Statistical inference with privacy and computational constraints
The vast amount of digital data we create and collect has revolutionized many scientific fields and industrial sectors. Yet, despite our success in harnessing this transformative power of data, computational and societal trends emerging from the current practices of data science necessitate upgrading our toolkit for data analysis. In this talk, we discuss how practical considerations such as privacy and memory limits affect statistical inference tasks. In particular, we focus on two examples: First, we consider hypothesis testing with privacy constraints. More specifically, how one can design an algorithm that tests whether two data features are independent or correlated with a nearly-optimal number of data points while preserving the privacy of the individuals participating in the data set. Second, we study the problem of entropy estimation of a distribution by streaming over i.i.d. samples from it. We determine how bounded memory affects the number of samples we need to solve this problem.

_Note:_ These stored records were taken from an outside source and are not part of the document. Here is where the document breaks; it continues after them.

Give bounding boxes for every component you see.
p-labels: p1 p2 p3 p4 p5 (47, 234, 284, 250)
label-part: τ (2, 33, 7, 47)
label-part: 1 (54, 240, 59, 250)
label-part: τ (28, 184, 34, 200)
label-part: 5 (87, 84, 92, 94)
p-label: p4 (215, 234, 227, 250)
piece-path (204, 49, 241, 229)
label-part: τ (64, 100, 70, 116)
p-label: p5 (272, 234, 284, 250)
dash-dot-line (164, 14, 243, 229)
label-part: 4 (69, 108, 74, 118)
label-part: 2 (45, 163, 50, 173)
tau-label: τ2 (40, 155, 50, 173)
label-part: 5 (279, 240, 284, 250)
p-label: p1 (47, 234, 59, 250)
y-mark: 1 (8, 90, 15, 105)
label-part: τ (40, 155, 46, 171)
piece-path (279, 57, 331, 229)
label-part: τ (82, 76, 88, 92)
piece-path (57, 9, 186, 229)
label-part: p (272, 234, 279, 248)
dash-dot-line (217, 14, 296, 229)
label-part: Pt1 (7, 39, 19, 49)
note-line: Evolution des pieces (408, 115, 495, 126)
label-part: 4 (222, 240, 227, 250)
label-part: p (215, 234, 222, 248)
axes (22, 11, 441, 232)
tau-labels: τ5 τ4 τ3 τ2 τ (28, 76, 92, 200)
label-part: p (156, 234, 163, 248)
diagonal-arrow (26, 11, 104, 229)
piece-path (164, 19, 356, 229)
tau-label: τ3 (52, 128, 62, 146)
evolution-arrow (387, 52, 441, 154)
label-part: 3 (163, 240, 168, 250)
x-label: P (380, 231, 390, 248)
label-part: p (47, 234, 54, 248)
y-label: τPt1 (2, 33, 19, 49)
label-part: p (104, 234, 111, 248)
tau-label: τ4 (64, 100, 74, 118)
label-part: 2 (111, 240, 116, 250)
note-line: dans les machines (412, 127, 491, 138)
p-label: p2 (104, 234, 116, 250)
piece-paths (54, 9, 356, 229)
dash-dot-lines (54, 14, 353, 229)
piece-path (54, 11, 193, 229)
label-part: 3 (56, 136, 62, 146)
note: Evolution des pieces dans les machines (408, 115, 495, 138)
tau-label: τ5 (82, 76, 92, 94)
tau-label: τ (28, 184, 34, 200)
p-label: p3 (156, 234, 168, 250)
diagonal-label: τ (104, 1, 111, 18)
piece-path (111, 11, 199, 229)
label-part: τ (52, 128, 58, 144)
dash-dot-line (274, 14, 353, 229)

Maryam Aliakbarpour is a postdoctoral researcher at Boston University and Northeastern University, where she is hosted by Prof. Adam Smith and Prof. Jonathan Ullman. Before that, she was a postdoctoral research associate at the University of Massachusetts Amherst for a year, hosted by Prof. Andrew McGregor. In the Fall of 2020, she was a visiting participant in the Probability, Geometry, and Computation in High Dimensions Program at the Simons Institute at Berkeley. Maryam received her Ph.D. and M.S. degrees from MIT, where Prof. Ronitt Rubinfeld was her advisor. Her research focuses on theoretical computer science, statistical learning theory, and differential privacy.